I think I have the answer to Kentucky’s poor showing in the fields of science and engineering. Legalize crystal meth and moonshine.


Under my plan, mobile meth labs could be bought from licensed dealers


There has to be literally thousands of experts in the construction and engineering of stills and meth labs living in that state. Add to that the number of “scientists” involved in the production of crank and trampagne and Kentucky should rocket up the charts.

Universities could offer degree courses in cooking up whizz and the distillation of hillbilly pop. This would no doubt elevate the State’s standing.

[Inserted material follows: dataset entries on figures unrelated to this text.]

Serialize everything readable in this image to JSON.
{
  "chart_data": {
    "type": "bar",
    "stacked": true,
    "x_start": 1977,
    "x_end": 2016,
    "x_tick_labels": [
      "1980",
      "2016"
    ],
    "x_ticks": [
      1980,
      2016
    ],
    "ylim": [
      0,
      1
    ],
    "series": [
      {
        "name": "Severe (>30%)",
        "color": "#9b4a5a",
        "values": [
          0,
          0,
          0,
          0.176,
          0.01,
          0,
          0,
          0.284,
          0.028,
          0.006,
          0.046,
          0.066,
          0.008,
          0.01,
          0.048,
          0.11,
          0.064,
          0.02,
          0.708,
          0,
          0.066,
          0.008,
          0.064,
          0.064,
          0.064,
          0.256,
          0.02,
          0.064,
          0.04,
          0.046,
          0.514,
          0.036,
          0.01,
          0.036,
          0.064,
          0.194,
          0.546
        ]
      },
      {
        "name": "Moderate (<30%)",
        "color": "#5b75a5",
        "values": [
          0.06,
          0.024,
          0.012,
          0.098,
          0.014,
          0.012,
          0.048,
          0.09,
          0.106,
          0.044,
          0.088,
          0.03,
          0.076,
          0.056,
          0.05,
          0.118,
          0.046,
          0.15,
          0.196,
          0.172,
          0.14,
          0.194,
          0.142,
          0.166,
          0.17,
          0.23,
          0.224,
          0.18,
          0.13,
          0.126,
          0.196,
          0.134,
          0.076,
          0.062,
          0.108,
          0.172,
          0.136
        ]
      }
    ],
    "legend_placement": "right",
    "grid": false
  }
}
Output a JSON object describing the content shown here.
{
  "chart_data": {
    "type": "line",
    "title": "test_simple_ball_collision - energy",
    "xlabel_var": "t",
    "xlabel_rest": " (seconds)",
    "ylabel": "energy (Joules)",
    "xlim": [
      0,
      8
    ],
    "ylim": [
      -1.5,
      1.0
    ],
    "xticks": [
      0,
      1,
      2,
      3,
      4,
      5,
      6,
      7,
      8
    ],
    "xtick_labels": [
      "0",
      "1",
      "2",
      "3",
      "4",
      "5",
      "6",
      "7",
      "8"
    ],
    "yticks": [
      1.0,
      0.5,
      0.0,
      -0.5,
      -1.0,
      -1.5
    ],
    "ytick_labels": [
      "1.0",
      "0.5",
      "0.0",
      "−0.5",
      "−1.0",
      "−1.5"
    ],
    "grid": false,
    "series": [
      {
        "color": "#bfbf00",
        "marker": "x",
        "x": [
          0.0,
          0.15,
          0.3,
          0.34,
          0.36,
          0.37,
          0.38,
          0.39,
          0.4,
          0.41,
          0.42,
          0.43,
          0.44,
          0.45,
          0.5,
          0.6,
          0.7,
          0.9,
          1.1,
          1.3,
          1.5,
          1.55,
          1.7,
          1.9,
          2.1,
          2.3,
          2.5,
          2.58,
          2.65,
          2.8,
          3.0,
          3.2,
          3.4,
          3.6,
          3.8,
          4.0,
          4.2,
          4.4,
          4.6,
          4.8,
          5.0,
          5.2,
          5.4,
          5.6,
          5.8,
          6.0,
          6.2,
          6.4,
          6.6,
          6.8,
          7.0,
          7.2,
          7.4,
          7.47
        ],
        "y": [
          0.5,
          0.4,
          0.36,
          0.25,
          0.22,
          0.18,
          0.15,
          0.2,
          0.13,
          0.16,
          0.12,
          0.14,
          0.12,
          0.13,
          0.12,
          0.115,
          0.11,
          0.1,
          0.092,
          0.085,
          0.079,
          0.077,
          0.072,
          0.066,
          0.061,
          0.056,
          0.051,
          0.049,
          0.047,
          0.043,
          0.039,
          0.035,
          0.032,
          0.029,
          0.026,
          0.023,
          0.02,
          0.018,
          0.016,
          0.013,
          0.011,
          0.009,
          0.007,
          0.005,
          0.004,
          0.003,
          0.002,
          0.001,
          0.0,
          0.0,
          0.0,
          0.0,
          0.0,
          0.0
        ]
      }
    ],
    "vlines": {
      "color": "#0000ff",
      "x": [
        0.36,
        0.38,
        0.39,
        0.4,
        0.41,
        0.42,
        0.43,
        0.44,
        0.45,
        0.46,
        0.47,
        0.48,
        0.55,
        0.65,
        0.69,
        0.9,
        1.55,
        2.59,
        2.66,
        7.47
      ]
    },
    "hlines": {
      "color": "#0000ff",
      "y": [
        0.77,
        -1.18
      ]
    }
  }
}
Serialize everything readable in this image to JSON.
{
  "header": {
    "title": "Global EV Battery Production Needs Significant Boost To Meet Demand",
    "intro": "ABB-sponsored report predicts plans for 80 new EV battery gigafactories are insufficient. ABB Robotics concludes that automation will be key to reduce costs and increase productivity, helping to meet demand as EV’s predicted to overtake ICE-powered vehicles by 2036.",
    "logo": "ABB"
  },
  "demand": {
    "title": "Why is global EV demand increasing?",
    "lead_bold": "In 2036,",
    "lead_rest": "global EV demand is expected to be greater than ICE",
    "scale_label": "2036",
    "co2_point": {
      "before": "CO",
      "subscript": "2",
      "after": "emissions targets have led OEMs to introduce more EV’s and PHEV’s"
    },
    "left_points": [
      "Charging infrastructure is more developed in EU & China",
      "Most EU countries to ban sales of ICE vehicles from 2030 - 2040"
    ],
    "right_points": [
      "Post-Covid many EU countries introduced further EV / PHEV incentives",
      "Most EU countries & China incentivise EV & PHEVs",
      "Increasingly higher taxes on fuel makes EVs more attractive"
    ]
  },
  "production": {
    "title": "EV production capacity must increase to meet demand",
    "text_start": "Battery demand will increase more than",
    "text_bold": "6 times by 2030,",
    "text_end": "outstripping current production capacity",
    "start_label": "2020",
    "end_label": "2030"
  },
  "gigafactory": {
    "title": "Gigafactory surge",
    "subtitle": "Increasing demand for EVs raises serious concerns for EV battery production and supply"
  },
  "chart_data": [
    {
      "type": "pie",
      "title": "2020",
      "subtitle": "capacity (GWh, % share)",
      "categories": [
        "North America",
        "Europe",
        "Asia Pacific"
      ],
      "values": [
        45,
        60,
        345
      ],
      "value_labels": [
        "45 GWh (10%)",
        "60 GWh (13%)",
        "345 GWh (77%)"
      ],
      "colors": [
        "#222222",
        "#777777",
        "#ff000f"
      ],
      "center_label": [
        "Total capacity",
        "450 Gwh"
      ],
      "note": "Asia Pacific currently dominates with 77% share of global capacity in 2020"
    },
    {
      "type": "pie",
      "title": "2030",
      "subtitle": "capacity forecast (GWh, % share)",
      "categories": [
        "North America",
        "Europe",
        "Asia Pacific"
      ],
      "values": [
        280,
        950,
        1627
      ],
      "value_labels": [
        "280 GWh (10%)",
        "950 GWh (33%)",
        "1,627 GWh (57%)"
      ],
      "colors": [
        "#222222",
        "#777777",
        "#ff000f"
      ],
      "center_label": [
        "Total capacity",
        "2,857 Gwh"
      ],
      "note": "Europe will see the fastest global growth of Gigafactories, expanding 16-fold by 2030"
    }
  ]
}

The State also ranks 45th in the number of patents issued. Imagine the potential if patents could be issued for brand names such as Ol’ Elmers’ Ruckus Juice, Pop Watkins’ Alley Bourbon, or Skeeter’s Red Label Catdaddy. Not to mention the jobs that could be created in the manufacture of machinery like Doc Chickenchasers Patented Steam Powered Friday Night Liquor Still.


"The Masher" can produce 3 jugs of Polish Joe's Bile Stimulating Tonic a day.

It was the entrepreneurial spirit of one Colonel Sanders who decided to use not just 6, but 7 herbs and spices in his fried chicken recipe that put Kentucky on the map. It’s up to the State legislature to legalize dangerous drugs and alcohol in order to keep it there.

2 comments:

Sam, Problem-Child-Bride said...

Skeeter’s Red Label Catdaddy Not a lot of people now this but that is the same Jack Skeeter that is behind the Airbus A380. Never sober and chewed a stalk of corn all through the design process, but a blinking genius, so they say.

Eddie Waring said...

I have an opening on my "online pub quiz" team. What do you say?